Eventually, Faraday abandoned this theory of “electrotonic forces” and made a new hypothesis of “lines of force.” A person, he said, could see this forces by using a magnet with iron fillings.

Faraday, who made many important scientific discoveries, one wouldn’t have thought he would ever become a scientist. Faraday, an Englishman, was a bookbinder who happened to be interested in electricity.  Not only that, but he also had no grasp on mathematics and had trouble understanding other scientist’s writings.

Electromagnetic fields play a big part in everyday things found in nature, such as water. In all water, electric fields strengthen the bonding between water molecules. Also, electron emission was found when supercooled water was frozen.

Many natural phenomena, like auroras, have been linked to electromagnetic sources. Sky cameras have found that aurora displays are linked with accelerated electron fields from space. These electron fields are on the Earth’s magnetic field lines. More recently, satellite photographs have proven the sky camera’s originally pictures to be correct.
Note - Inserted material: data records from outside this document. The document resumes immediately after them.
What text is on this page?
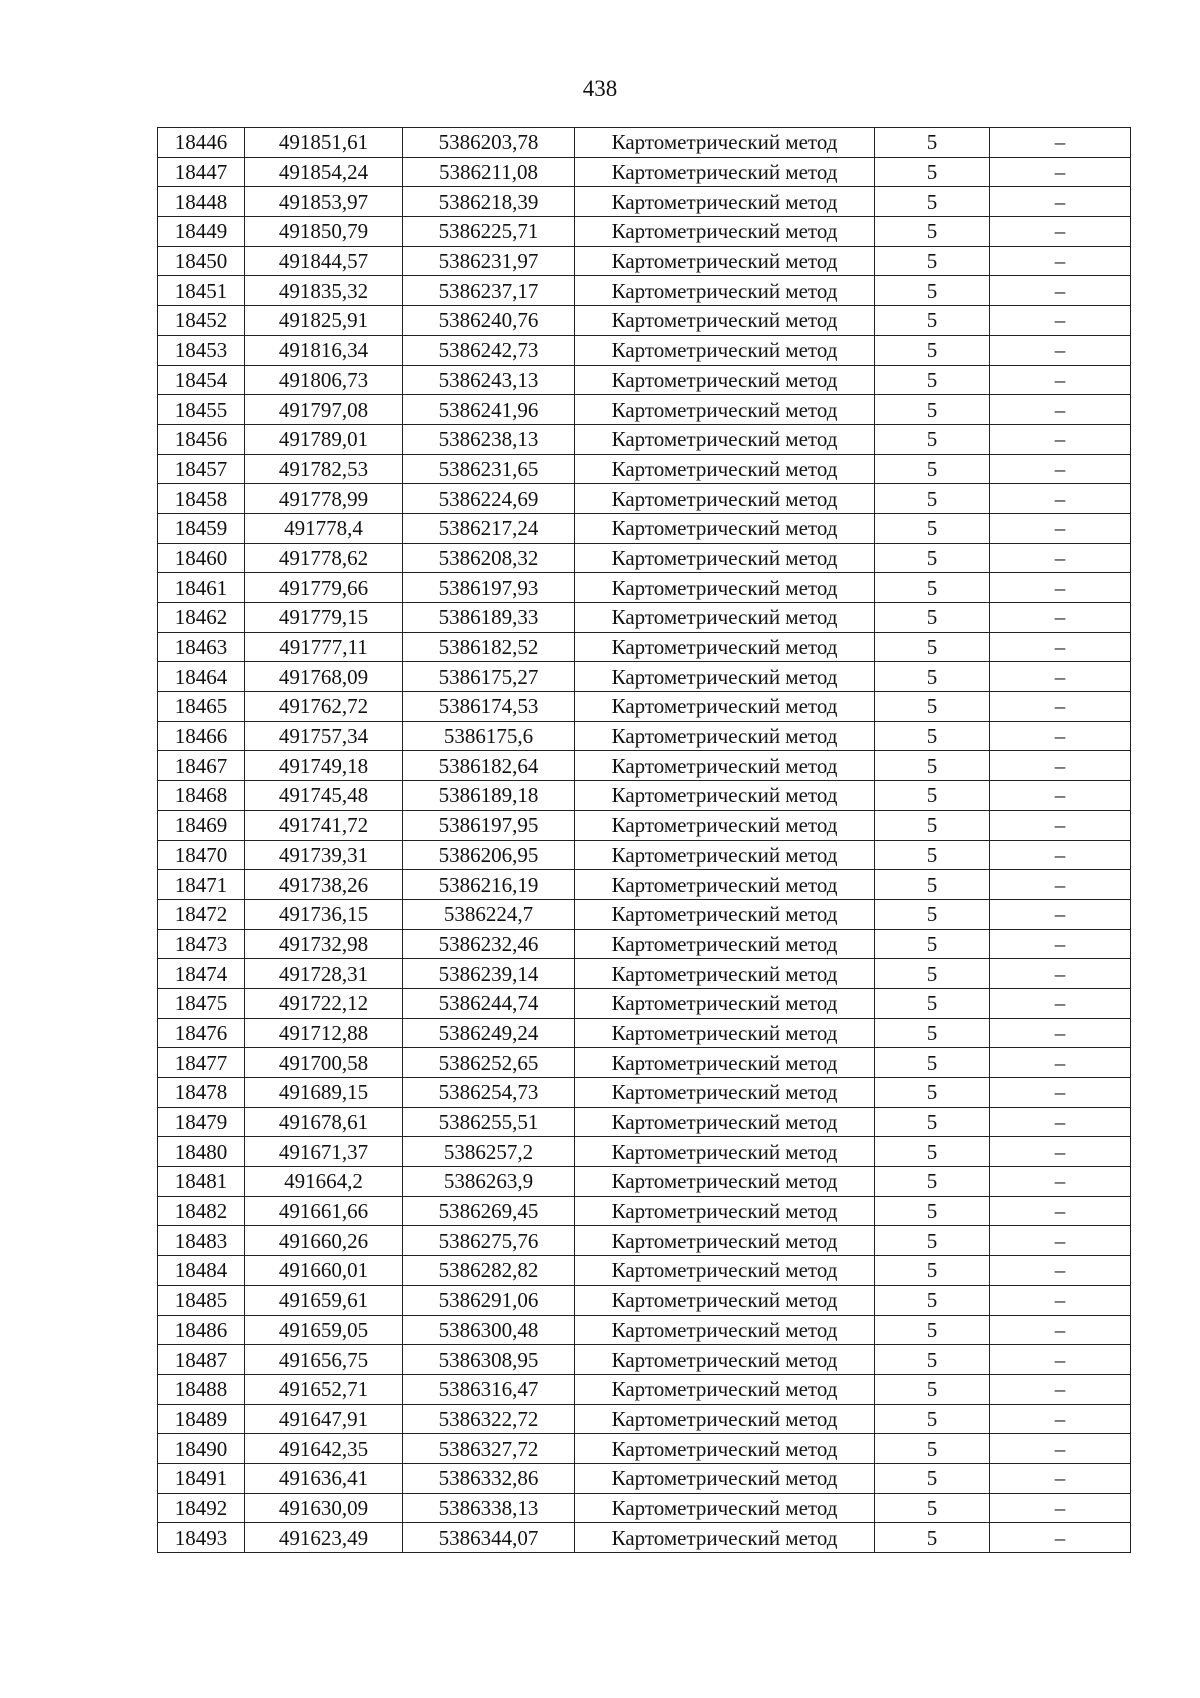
438
18446	491851,61	5386203,78	Картометрический метод	5	–
18447	491854,24	5386211,08	Картометрический метод	5	–
18448	491853,97	5386218,39	Картометрический метод	5	–
18449	491850,79	5386225,71	Картометрический метод	5	–
18450	491844,57	5386231,97	Картометрический метод	5	–
18451	491835,32	5386237,17	Картометрический метод	5	–
18452	491825,91	5386240,76	Картометрический метод	5	–
18453	491816,34	5386242,73	Картометрический метод	5	–
18454	491806,73	5386243,13	Картометрический метод	5	–
18455	491797,08	5386241,96	Картометрический метод	5	–
18456	491789,01	5386238,13	Картометрический метод	5	–
18457	491782,53	5386231,65	Картометрический метод	5	–
18458	491778,99	5386224,69	Картометрический метод	5	–
18459	491778,4	5386217,24	Картометрический метод	5	–
18460	491778,62	5386208,32	Картометрический метод	5	–
18461	491779,66	5386197,93	Картометрический метод	5	–
18462	491779,15	5386189,33	Картометрический метод	5	–
18463	491777,11	5386182,52	Картометрический метод	5	–
18464	491768,09	5386175,27	Картометрический метод	5	–
18465	491762,72	5386174,53	Картометрический метод	5	–
18466	491757,34	5386175,6	Картометрический метод	5	–
18467	491749,18	5386182,64	Картометрический метод	5	–
18468	491745,48	5386189,18	Картометрический метод	5	–
18469	491741,72	5386197,95	Картометрический метод	5	–
18470	491739,31	5386206,95	Картометрический метод	5	–
18471	491738,26	5386216,19	Картометрический метод	5	–
18472	491736,15	5386224,7	Картометрический метод	5	–
18473	491732,98	5386232,46	Картометрический метод	5	–
18474	491728,31	5386239,14	Картометрический метод	5	–
18475	491722,12	5386244,74	Картометрический метод	5	–
18476	491712,88	5386249,24	Картометрический метод	5	–
18477	491700,58	5386252,65	Картометрический метод	5	–
18478	491689,15	5386254,73	Картометрический метод	5	–
18479	491678,61	5386255,51	Картометрический метод	5	–
18480	491671,37	5386257,2	Картометрический метод	5	–
18481	491664,2	5386263,9	Картометрический метод	5	–
18482	491661,66	5386269,45	Картометрический метод	5	–
18483	491660,26	5386275,76	Картометрический метод	5	–
18484	491660,01	5386282,82	Картометрический метод	5	–
18485	491659,61	5386291,06	Картометрический метод	5	–
18486	491659,05	5386300,48	Картометрический метод	5	–
18487	491656,75	5386308,95	Картометрический метод	5	–
18488	491652,71	5386316,47	Картометрический метод	5	–
18489	491647,91	5386322,72	Картометрический метод	5	–
18490	491642,35	5386327,72	Картометрический метод	5	–
18491	491636,41	5386332,86	Картометрический метод	5	–
18492	491630,09	5386338,13	Картометрический метод	5	–
18493	491623,49	5386344,07	Картометрический метод	5	–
Göran Marklund and his team of scientists proved these electric field’s existence.

According to a paper written by Marklund and his colleague’s, an electromagnetic current flows to Earth from space, goes through the ionosphere and then back into space.

In a figure, he draws two accelerated regions and explains that the electric fields of these regions have electric fields that accelerate electrons to the high energy fields that are needed to create aurora.

Some scientists have had trouble uniting the more recent studies of electron fields causing auroras with the older, more established plasma theory. The plasma theory said cold electrons in the ionosphere would move in the opposite direction to the electron field and cancel it.